Sunday, April 3, 2011

We're looking at the same moon.

This weekend wasn't spent doing anything particularly exciting, but I realized something; Angers has become home to me. I love that I live in a fairly large city, but have the comforts of a small one. That we have the option of busy streets and many people, or roaming the wilderness by a lake. I have gotten used to the flow of schoolwork, and class will be forever hard to wake up for, but it's becoming routine. I have made some friends here, who I know I will have a hard time leaving come June. Being in France in itself is a dream come true, and when I found out Angers was my destination, I'll admit I was less than thrilled to be in the Loire valley,but now I don't know if there's any place I'd rather be spending my study abroad time. We have just under two weeks until Spring Break, where I will be visiting some incredible places (Nantes-Nice-Marseille-Cagliari-Rome-Brussels)and after that I have a feeling time will pass very fast. This makes me sad that my time will be up so fast, but at the same time there are little things about home that I miss dearly and think that everyone takes for granted.
I will now proceed to list some of them to give you an idea of what I mean.

-That first day when it's barely warm enough to do so, when you roll the windows down on your car and cruise with the wind in your hair. Now anyone who knows me, knows that driving does not belong on my list of favorite things, but it is one of the things I find I sort of miss while here. I love walking everywhere and experiencing everything as the French do (slowly) but I also miss getting somewhere fast, and conveniently.
-Scrub clothes. I'm talking those jeans with so many holes, that are so worn out you are almost too embarrassed to wear them in public...almost. That paired with the hoodie that's lasted you longer than any relationship you've had. ;) The closest thing I brought like this with me from home is a tee from high school, and some soffe cheerleading shorts. le sigh.
-Being able to walk around without shoes. The french don't do it...like ever. Liana and I do it while upstairs (for the most part) but when we go downstairs at all, we have to have shoes on. Now, we have never been told this rule, but we follow by example, therefore if Chantal and Dominique are doing it, so are we.
-My roommates/friends I find myself thinking about those nights when things weren't going our way, when things were amazing, when we were sleep deprived, when we were lazy all day. The nights spent laying with eachother sharing secrets and stories, and the car rides filled with obnoxious and slightly embarrassing tunes. Bonfires that lasted too long, beach days that involved junk food and slushies, and loud singing in the car. dancing together to clear tension. Parties.shopping. bonding.movies...I could go on and on and on in this one. I miss my girls, I miss the select few boys I actually hung out with (haha) and trust me I plan to make plenty of new memories with all of you this summer.
^That being said, I have made some amazing friends here, and am blessed to have done so. I hope to god to be able to see them over the summer, and am happy that I will at least still have a few of them in Michigan. Thinking about parting ways in June makes me very sad already. The closeness we have encountered here is sort of hard to explain, and is something I'll never forget.
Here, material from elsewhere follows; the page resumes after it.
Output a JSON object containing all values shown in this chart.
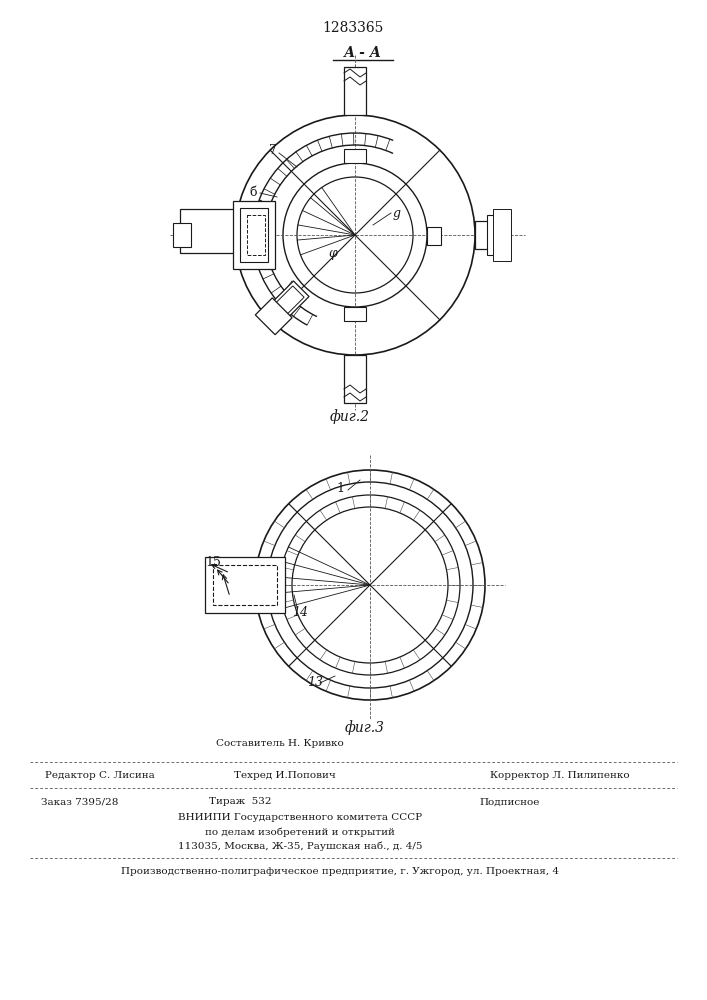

-Family. I miss my sisters. I know that most people my age are at the rebelling against family stage, or just nearing the end of it...I'm not sure I ever hit this rebellion. I have always wanted attention from my sisters, and as I got older it turned from me being the annoying young girl bothering them, to a friend who can share secrets and jokes. I miss having Kristina 5 minutes away while at school, and during particularly rough times, just laying in her bed watching t.v. I miss singing loudly and offkey in the car with Jenelle. I miss friday nights with my girls drinking more coffee than anyone ever should in one night, and telling more personal information than family should know about eachother.  I miss my mom's advice on everything I do, and creating new masterpieces of dessert with her...and of course shopping. I miss my dad pretending to ignore everything I say, but teasing me about it later. I miss witnessing Josh get bigger, and having him repeat stupid things (and maybe inappropriate ones) and I'm sad to be missing Jack in his first few months of life. I know that I am truly blessed to have such a tight knit family, and am lucky to have all of these people believe in me. I cannot wait to see you all again.

I could go on for a while about things I miss from home, but truth is, If I could move the people here, I'd never leave. I love Angers, I love France, and the thing I miss most is the people who mean the most to me. I promise I'm not an emotional wreck or anything, I just have been writing about all these fantastic things I've been doing, and plans I'm making...and just wanted everyone at home to know that I haven't forgotten about any of you. You're all on my mind at one point or another, and in that way, we're not really that far apart. After all,
we are all looking at the same moon.